- DVD cover
- Directed by: James Hill
- Written by: Sidney Cole; Arnold Wesker;
- Based on: The Kitchen (play) by Arnold Wesker
- Produced by: Sidney Cole
- Starring: Carl Möhner; Mary Yeomans; Brian Phelan; Tom Bell; Eric Pohlmann;
- Music by: David Lee
- Production company: Eyeline Productions
- Distributed by: British Lion Films
- Release date: August 1961;
- Running time: 76 minutes
- Country: United Kingdom
- Language: English
- Budget: £27,246

= The Kitchen (1961 film) =

British drama by James Hill

The Kitchen is a 1961 British drama film directed by James Hill and starring Carl Möhner, Mary Yeomans, Brian Phelan, Tom Bell, Eric Pohlmann and James Bolam. The script was by Sidney Cole and Arnold Wesker, based on the 1957 stage play of the same name by Wesker. It was produced by Cole for Act Films Ltd. The film follows the dozen staff in a restaurant's kitchen during the course of one busy morning.

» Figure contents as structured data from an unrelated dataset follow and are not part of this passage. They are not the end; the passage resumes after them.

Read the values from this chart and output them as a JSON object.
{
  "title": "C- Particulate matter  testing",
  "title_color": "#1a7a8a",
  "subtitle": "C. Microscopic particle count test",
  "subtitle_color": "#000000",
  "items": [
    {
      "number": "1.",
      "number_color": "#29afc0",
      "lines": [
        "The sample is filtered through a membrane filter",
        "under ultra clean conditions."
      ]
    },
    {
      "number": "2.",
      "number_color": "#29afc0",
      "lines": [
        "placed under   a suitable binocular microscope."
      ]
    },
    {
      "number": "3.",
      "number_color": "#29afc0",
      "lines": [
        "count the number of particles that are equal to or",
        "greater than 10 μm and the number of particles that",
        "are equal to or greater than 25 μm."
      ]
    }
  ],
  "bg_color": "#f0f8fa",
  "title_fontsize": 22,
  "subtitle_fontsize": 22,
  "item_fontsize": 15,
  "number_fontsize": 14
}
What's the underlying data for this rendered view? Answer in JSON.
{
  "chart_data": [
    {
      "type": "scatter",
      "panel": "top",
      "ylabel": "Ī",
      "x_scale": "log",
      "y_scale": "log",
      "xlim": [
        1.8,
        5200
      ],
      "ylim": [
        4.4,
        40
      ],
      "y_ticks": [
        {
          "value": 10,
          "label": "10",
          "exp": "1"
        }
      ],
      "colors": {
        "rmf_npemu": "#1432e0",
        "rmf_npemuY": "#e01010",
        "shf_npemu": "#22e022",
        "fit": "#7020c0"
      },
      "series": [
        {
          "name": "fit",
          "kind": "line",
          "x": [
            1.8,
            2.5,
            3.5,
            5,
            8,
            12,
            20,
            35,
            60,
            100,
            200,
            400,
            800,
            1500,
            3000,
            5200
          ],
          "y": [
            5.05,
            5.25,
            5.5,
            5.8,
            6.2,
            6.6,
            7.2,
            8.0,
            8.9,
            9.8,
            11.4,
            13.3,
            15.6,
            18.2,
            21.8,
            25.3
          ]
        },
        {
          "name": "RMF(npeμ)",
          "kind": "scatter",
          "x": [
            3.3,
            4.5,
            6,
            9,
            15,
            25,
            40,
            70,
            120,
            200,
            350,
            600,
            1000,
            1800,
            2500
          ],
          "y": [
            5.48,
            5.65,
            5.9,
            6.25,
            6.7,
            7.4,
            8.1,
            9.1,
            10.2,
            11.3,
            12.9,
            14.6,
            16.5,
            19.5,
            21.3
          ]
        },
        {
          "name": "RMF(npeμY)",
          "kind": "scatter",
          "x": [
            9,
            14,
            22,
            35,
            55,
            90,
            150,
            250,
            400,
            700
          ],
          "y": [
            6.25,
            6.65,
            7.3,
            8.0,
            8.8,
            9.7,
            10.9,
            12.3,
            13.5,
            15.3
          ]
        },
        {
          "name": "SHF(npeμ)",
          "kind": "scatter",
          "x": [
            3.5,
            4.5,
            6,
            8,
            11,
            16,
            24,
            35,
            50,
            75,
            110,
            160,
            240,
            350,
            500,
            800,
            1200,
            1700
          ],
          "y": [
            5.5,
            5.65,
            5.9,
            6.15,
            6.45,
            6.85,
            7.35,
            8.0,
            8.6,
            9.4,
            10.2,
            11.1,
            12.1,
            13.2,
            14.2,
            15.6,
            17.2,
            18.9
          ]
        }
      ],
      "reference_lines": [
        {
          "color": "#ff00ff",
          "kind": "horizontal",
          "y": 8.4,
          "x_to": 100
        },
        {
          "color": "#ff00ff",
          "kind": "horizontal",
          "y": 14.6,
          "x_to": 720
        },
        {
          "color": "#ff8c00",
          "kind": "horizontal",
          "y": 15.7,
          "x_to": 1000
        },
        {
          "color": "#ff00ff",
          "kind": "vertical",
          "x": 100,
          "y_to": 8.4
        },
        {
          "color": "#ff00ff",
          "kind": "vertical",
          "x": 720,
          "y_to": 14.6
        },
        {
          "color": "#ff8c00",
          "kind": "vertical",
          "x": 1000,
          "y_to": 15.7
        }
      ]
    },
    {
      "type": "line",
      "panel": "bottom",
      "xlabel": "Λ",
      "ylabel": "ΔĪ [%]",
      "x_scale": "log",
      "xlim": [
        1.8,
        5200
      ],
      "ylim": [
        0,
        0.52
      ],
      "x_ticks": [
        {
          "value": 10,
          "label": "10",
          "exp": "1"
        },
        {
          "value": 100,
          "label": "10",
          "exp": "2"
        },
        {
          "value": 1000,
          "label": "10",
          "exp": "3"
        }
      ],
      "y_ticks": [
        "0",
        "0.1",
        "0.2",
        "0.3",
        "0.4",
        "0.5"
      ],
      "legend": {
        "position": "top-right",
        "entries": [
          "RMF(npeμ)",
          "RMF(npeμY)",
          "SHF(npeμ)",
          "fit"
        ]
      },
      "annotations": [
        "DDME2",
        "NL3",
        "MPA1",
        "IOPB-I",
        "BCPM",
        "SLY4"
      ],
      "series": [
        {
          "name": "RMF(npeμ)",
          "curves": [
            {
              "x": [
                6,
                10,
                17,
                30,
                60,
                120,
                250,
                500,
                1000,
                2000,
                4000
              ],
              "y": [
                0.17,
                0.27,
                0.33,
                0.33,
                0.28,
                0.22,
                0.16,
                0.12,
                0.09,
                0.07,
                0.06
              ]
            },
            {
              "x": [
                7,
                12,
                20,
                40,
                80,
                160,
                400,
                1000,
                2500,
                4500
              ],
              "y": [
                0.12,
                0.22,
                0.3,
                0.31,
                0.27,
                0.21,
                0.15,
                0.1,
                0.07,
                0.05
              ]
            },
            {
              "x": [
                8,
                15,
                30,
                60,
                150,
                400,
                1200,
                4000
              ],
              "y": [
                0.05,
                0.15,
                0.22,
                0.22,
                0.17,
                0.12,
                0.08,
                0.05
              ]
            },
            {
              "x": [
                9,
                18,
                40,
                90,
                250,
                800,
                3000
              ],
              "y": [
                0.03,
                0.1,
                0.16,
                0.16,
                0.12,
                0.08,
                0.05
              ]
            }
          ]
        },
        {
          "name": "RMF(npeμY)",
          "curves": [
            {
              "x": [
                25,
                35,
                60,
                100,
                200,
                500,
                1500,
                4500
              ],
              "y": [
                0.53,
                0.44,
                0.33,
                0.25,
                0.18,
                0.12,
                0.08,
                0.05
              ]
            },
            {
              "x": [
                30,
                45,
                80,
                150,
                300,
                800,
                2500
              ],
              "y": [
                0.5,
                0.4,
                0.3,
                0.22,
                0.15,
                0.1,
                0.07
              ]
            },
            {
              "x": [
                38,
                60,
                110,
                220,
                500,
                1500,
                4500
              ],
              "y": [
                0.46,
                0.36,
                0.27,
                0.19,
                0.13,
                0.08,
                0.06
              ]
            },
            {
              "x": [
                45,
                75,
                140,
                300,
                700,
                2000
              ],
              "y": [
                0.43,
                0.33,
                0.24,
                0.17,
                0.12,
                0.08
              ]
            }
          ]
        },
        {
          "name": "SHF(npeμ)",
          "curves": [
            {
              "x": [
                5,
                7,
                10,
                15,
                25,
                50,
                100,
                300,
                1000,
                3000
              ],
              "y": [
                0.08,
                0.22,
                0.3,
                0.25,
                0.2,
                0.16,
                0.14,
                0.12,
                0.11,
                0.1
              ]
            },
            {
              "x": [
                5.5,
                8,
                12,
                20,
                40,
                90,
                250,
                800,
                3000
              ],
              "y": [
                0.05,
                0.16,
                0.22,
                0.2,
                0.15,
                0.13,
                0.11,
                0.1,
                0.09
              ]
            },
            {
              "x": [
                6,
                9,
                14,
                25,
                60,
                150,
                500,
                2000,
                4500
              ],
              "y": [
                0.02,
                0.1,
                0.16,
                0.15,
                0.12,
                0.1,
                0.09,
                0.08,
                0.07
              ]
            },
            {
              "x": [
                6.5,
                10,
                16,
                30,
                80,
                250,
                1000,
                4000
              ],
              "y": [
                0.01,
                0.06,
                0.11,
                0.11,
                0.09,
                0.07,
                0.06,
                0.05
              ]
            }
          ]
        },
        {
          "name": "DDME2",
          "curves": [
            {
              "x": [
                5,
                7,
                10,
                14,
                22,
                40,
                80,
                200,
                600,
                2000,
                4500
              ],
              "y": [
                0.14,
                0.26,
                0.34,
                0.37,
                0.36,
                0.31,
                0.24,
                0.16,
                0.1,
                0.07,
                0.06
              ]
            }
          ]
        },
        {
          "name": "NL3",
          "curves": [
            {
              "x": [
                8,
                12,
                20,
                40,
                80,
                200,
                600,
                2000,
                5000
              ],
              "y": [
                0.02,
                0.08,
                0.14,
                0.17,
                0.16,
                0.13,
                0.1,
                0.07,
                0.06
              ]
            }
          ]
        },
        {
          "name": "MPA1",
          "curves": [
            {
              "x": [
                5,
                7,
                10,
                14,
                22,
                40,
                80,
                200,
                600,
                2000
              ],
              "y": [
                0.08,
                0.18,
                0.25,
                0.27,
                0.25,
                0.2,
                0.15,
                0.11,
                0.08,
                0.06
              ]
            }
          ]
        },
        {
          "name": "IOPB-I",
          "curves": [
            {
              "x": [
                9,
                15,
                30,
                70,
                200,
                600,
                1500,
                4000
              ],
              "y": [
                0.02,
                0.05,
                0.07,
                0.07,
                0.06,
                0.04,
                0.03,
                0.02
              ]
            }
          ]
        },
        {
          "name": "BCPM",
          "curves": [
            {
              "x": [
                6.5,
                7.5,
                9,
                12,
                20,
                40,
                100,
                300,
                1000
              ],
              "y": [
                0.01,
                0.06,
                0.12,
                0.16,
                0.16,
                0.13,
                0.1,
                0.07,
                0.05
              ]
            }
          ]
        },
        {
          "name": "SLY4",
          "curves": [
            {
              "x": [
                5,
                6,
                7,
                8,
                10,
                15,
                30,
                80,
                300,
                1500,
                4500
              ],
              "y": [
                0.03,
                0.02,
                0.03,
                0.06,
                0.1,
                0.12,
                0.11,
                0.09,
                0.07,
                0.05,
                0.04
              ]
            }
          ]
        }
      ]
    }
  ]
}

It features a musical interlude when all the staff dance to the song "What's Cookin'" by Adam Faith.

== Plot ==
There is no traditional plot. The film looks at the various relationships between different staff members, a large part having immigrated from Continental Europe. The kitchen staff is almost exclusively male and the waiting staff is exclusively female. The presence of one new member of staff allows each person to be introduced in turn. The owner wanders around checking things. The story looks at the workplace stress, unhealthy environment, bickering between staff, petty thievery, and rather excessive drinking of more than one staff member.

==Cast==

- Carl Möhner as Peter
- Mary Yeomans as Monica
- Brian Phelan as Kevin
- Tom Bell as Paul
- Howard Greene as Raymond
- Eric Pohlmann as Mr Marango the owner
- James Bolam as Michael
- Scott Finch as Hans
- Gertan Klauber as Gaston
- Martin Boddey as Max
- Sean Lynch as Dimitri
- Josef Behrmann as Magi
- George Eugeniou as Nick
- Frank Pettitt as Frank
- Charles Lloyd-Pack as chef
- Frank Atkinson as Alfred
- Rosalind Knight as waitress
- Claire Nielson as waitress (credited as Claire Isbister)

== Reception ==
The Monthly Film Bulletin wrote: "Arnold Wesker's kitchen is the world in microcosm ... It is, of course, a fine playwright's symbol; but the audience might have been left to work it out for themselves, rather than having it thrown at them repeatedly and explicitly. This nervous over-emphasis becomes the film's main characteristic, partly because James Hill, directing his first feature, underlines every point already made verbally. The effect on stage is presumably of work and talk co-existing. But the more obvious realism of the screen splits up these two elements in the play; the dialogue is switched off, as it were, for the lunch-time rush sequence, all close-ups, nervous cutting, and images of hissing, bubbling, unappetising food. The sequence in which the cooks are persuaded to dream, to step outside their world, becomes not poetic but naive – again, we are brought too close to it but not taken into it. Some of the performances (Tom Bell, Brian Phelan, Sean Lynch, Frank Atkinson) have the right authenticity; some, such as Mary Yeomans', are badly under-directed. Altogether this brave A.C.T. Films venture, made with N.F.F.C. backing on a second-feature budget, has overreached itself. The play needs precision treatment, and here everything crude and naive in its writing is made to stand out."

The Radio Times Guide to Films gave the film 3/5 stars, writing: "Dramatist Arnold Wesker drew on his experience as a pastry chef when he wrote his play, The Kitchen, here filmed with some of the cast from the original London stage production. ... The long, philosophical conversations do not adapt well to the screen, but the sequences showing food being churned out factory-style to the detriment of the workers' mental and physical health have a manic intensity. In its day, the play was regarded as an allegory of life's struggle."